Hummingbirds are omnivores - they get carbohydrate calories from flowers - but all of their protein, fat, vitamins and minerals from eating gnat-sized insects. Sugar-water feeders supplement the energy needs also met by flower nectar. A well-managed feeder should attract visitors from May to September. For a natural alternative, plant monarda, honeysuckle, trumpet vine, and other hummingbird-friendly perennials. Do not use pesticides, as these will kill the small bugs hummingbirds also need to consume. Feeders do not deter hummingbirds from the urge to migrate south in the fall. 

Ruby-throated hummingbirds have some interesting dependencies on other species. Males arrive in the northeast before most of the flowers have opened. Instead of relying on nectar, the birds also feed on tree sap from holes drilled in trees by yellow-bellied sapsuckers. Females construct nests incorporating spiderweb silk.

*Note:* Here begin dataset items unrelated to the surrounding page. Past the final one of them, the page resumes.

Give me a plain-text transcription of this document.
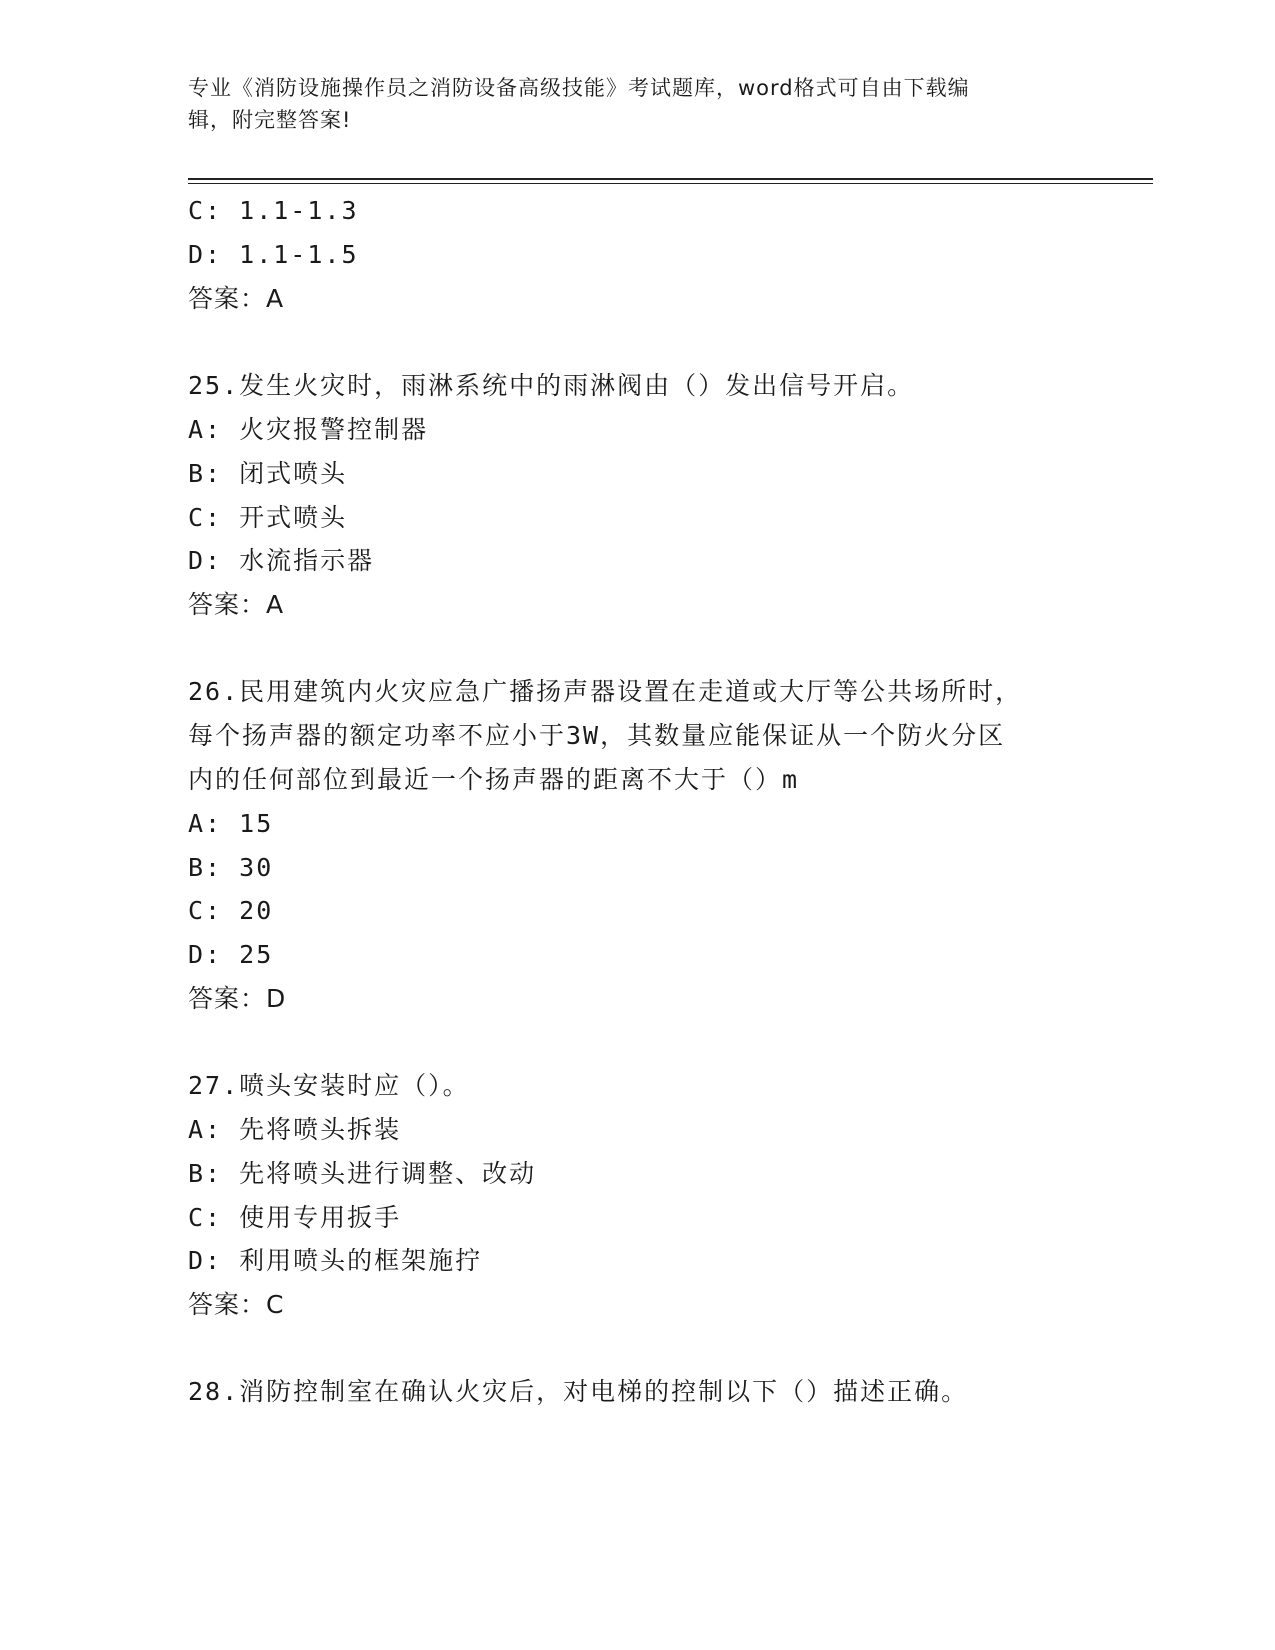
专业《消防设施操作员之消防设备高级技能》考试题库，word格式可自由下载编
辑，附完整答案!
C: 1.1-1.3
D: 1.1-1.5
答案：A
25.发生火灾时，雨淋系统中的雨淋阀由（）发出信号开启。
A: 火灾报警控制器
B: 闭式喷头
C: 开式喷头
D: 水流指示器
答案：A
26.民用建筑内火灾应急广播扬声器设置在走道或大厅等公共场所时，
每个扬声器的额定功率不应小于3W，其数量应能保证从一个防火分区
内的任何部位到最近一个扬声器的距离不大于（）m
A: 15
B: 30
C: 20
D: 25
答案：D
27.喷头安装时应（）。
A: 先将喷头拆装
B: 先将喷头进行调整、改动
C: 使用专用扳手
D: 利用喷头的框架施拧
答案：C
28.消防控制室在确认火灾后，对电梯的控制以下（）描述正确。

Part of mural on the building at the corner of  Parker 
& Waltham Streets = male, broad-billed hummingbird.
In addition to small size and hover capacity hummingbirds employ an unusual energy conservation strategy - extreme body temperature modulation. During cool summer nights these birds allow their body temperature to drop from 105 to about 70 degrees Fahrenheit. Resting heart rate drops from 500 to 50 beats per minute (rate while flying can exceed 1,000). Without this trick of lowering energy expenditure via torpor they risk overnight starvation. Muscles are rewarmed in the morning by shivering.

Maynard is blessed with a hummingbird mural on the south side of the building at the corner of Waltham and Parker Streets. The bird in question is a male, broad-billed hummingbird, a species that winters in central Mexico but migrates as far north as southern Arizona during breeding season.